Sombreros femeninos, uno de los “33 Extras” en el Museo Mercedes-Benz

 ¿Qué tienen en común los espejos retrovisores, los limpiaparabrisas y los emblemas de radiador? Son tres elementos entre los “33 Extras”, la muestra permanente del Museo Mercedes-Benz de Stuttgart que pone el foco en detalles fascinantes de la historia de la movilidad y de la cultura del automóvil. Pero hay algo más: la historia de estas tres exhibiciones ha estado inspirada en mujeres como también lo está la sección “Sombreros femeninos”, otro de los “33 Extras”.
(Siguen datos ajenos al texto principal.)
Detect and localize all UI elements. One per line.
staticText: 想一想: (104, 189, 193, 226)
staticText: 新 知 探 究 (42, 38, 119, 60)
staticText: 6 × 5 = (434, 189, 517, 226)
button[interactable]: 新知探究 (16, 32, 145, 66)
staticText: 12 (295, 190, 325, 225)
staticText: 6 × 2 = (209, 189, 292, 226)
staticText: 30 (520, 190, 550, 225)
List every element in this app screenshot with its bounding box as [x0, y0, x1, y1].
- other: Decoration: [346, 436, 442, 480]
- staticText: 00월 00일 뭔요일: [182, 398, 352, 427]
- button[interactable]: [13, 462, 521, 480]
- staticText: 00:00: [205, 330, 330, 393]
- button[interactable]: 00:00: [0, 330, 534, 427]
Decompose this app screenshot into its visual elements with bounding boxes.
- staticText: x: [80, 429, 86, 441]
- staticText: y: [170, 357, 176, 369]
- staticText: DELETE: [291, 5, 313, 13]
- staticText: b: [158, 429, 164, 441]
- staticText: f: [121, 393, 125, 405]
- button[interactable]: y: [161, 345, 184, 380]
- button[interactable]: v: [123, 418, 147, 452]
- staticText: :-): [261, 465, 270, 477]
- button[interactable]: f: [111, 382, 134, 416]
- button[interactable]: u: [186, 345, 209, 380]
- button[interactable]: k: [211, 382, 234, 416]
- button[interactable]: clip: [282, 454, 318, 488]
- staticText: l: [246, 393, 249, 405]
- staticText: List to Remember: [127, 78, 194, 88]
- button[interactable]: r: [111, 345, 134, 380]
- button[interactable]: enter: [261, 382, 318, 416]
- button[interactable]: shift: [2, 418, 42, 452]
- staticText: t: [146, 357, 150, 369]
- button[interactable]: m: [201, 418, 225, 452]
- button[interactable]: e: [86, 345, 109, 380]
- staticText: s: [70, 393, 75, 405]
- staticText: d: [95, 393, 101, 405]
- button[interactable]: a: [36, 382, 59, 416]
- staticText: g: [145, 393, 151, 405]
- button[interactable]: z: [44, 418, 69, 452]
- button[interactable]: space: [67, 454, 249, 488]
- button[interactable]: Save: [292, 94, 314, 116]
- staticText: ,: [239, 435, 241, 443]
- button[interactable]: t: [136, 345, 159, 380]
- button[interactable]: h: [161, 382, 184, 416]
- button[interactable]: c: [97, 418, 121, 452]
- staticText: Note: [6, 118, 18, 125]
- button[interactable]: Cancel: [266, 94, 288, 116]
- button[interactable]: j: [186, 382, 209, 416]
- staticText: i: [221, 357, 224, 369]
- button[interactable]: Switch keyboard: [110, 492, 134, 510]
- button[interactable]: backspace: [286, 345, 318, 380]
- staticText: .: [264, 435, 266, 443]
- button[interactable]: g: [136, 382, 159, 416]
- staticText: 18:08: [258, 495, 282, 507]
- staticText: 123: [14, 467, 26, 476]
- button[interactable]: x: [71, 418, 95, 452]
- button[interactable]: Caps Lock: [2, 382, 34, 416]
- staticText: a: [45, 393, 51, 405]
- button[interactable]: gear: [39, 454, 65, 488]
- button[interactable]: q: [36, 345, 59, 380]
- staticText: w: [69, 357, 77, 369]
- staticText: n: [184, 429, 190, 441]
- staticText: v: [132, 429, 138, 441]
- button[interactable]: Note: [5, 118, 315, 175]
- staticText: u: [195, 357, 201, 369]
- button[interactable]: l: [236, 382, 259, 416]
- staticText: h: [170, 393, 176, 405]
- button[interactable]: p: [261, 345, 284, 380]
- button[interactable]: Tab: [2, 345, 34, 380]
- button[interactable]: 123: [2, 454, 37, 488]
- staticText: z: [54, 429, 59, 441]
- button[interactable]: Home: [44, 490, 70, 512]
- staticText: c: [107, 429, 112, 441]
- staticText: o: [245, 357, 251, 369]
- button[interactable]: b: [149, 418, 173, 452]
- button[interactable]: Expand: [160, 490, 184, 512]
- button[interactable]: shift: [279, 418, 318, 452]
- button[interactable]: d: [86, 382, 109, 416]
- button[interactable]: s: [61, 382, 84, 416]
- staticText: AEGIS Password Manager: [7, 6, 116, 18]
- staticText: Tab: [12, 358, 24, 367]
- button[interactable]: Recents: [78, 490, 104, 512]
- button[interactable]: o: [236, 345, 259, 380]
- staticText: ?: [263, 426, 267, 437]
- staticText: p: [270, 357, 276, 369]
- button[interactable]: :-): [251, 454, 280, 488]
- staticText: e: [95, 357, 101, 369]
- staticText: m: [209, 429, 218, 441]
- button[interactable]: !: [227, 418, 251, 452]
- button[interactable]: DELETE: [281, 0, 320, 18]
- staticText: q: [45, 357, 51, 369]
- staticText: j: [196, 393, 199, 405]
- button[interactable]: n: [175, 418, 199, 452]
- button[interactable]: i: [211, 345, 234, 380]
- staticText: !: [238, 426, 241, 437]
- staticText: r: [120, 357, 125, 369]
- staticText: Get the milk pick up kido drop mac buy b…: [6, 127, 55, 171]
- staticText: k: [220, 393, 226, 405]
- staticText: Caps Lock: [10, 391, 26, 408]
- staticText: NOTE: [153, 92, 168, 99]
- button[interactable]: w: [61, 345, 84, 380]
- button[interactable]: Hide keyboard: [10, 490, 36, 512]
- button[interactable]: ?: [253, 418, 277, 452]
El hecho de que las mujeres se asumieran conductoras a comienzos del siglo XX fue un paso importante en la historia de la emancipación. En este camino aportó mucho la figura de Bertha Benz, quien estaba fuertemente involucrada en la construccion de la gran invención de su marido, Karl Benz. Desde el primer día ella manejó el Patent Motor Car y en el verano europeo de 1888 completó el primer recorrido de larga distancia a bordo de un vehículo a motor. Manejando aquel triciclo se tenía que proteger del viento y el frío. Dibujos de la época la muestran con un sombrero de ala ancha que era sostenido en su lugar por un chal.

A medida que se fueron incrementando las velocidades máximas alcanzadas por el automóvil, las protecciones de cabeza con extensiones fueron alcanzando sus límites: la estela inflaba ese tipo de prendas, que de repente elegían su propio camino. Pero las mujeres sabían cómo afrontarlo, mantenerse elegantes y, al mismo tiempo, definir nuevos estilos: a partir de las décadas de los años 20 y 30, los sombreros más ajustados, conocidos como sombreros cloche se volvieron accesorios obligados. Esos sombreros, combinados con un corte de pelo garçon o corto a lo sumo, les permitió a las mujeres modernas definir una impronta en la que se sentían seguras de sí mismas. Esta historia de los sombreros femeninos se cuenta en la serie de exhibiciones “33 Extras” en el Museo Mercedes-Benz.

¿Y quién era el proveedor de este accesorio práctico y, a la vez, fashion para la cabeza, con esa apariencia tan perfecta? Existía por entonces una profesión específica para fabricar sombreros femeninos: la sombrerera o el sombrerero. En Alemania se la conocía como Putzmacherin. No era cuestión de ir a una tienda y comprar directamente un sombrero; se requería el consejo de un profesional a toda regla en el diseño y los detalles, y luego usualmente el sombrero era hecho a medida.

Con el tiempo, los autos se fueron produciendo cada vez en mayor número con carrocerías cerradas, con lo cual los sombreros fueron perdiendo su funcionalidad. Hoy en día se usan rara vez en la vida diaria. Hay ocasiones, sin embargo, cuando tanto los hombres como las mujeres gustan de presentarse con accesorios para la cabeza adecuados. Por ejemplo, en los concursos de elegancia de autos clásicos. Toda una ocasión para rememorar viejos tiempos y rendir homenaje al origen de tan bellos autos.